Le gouvernement donne six mois aux syndicats pour se refaire une légitimité

Le Premier ministre a demandé aux partenaires sociaux d'engager une négociation nationale sur la démocratie sociale, avec comme échéance "la fin de l'année". Or, la rénovation des règles de la représentativité syndicale, au coeur de ce chantier, divise les partenaires sociaux.

Le gouvernement met les partenaires sociaux au pied du mur. Non seulement les réformes sociales annoncées se précipitent, de la défiscalisation des heures supplémentaires à l'instauration d'un service minimum dans les transports publics en passant par la réforme du contrat de travail et celle de l'assurance chômage, mais l'exécutif presse le patronat et les syndicats de refonder rapidement leur légitimité, premier volet d'une réforme plus vaste de la démocratie sociale. "Je souhaite que les partenaires sociaux puissent engager rapidement des négociations nationales interprofesionnelles (...) sur la démocratie sociale" et "j'attends un résultat pour la fin de l'année", a écrit jeudi soir François Fillon dans sa feuille de route au patronat et aux syndicats.

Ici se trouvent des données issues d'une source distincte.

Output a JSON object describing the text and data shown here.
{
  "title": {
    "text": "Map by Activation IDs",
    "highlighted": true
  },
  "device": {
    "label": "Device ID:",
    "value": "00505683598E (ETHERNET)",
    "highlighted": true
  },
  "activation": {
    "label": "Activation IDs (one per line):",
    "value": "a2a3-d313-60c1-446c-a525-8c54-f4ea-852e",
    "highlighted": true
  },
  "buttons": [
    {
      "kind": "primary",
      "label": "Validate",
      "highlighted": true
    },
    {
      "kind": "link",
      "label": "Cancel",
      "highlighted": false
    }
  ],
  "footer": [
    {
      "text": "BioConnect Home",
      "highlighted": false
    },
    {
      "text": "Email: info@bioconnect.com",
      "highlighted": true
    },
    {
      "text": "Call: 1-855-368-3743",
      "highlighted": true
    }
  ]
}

La refonte des règles de la représentativité syndicale est bien entendu au coeur de cette demande. Les règles de validation des accords collectifs, l'autre grand volet de la démocratie sociale, ont fait l'objet d'une loi en 2004, dont l'auteur n'était autre que François Fillon, alors ministre du Travail. Or il est prévu que cette loi du 4 mai 2004, qui a modifié les règles de validation des accords collectifs en instaurant notamment le droit d'opposition, fasse l'objet d'une évaluation fin 2007. Il semble donc peu problable que les partenaires sociaux négocient sur ce sujet avant le bilan de la loi.

Les partenaires sociaux sont donc pressés par le gouvernement de réformer le paysage syndical, figé par un arrêté ministériel de 1966 qui confère à cinq centrales (CGT, CFDT, FO, CFTC et CGC) un présomption de représentativité "irréfragable". Cette base légale offre à ces organisations un certain nombre de privilèges, comme la possibilité de présenter des listes au premier tour des élections professionnelles dans les entreprises - alors que les autres syndicats (Sud, Unsa) doivent d'abord prouver leur légitimité -, la gestion des organismes paritaires ou le monopole de négociation des accords collectifs au niveau interprofessionnel.

Dans un avis rendu en novembre, le Conseil économique et social a jugé la situation actuelle "obsolète" et plaidé pour l'instauration d'une élection ouverte à tous les salariés pour établir la représentativité des organisations syndicales. Cette solution ne fait pas l'unanimité chez les partenaires sociaux. Côté syndical, seules la CGT et la CFDT plaident en faveur d'une représentativité fondée sur l'élection, alors que FO, la CFTC et la CGC n'y sont pas favorables. Les grandes centrales, contrairement aux petites, ont tout à gagner d'une légitimité fondée sur l'élection. Côté patronal, seul l'UPA (artisans) est favorable à l'évolution des règles. Le Medef et la CGPME craignent notamment que la refonte de la représentativité s'applique également aux organisations patronales.

Dès lors, que faut-il attendre d'une négociation paritaire sur la démocratie sociale? Le Premier ministre va envoyer aux partenaires sociaux ses orientations en la matière dans les prochains jours, comme la loi de janvier sur la modernisation du dialogue social l'y oblige. Mais la position du gouvernement sur ce dossier n'est pas dénuée d'arrière-pensée. Avant l'élection de Nicolas Sarkozy à la présidence de la République, François Fillon avait appelé à la constitution d'un pôle syndical réformiste dont la CFDT serait la cheville ouvrière. La CGT, qui redoute la marginalisation dans les négociations avec l'Etat depuis la victoire de Nicolas Sarkozy, dispose cependant d'un atout: elle est arrivée largement en tête des dernières élections aux comités d'entreprise en 2005.

De son côté, Claude Guéant, le secrétaire général de l'Elysée, a mis en garde les syndicats contre toute tentative de blocage des réformes sociales, estimant qu'ils "ne représentent que 8% des Français" alors que 85% des électeurs avaient participé à l'élection du président de la République le 6 mai. Selon une enquête récente menée par deux chercheurs, Dominique Labbé et Dominique Andolfatto, "le taux de syndicalisation des salariés français ne dépasse certainement pas 7%". Mais les syndicats estiment que leur légitimité ne peut en aucun cas se résumer au seul nombre de leurs adhérents, étant donné la forte participation des salariés aux élections professionnelles et celle non négligeable aux élections prud'hommales.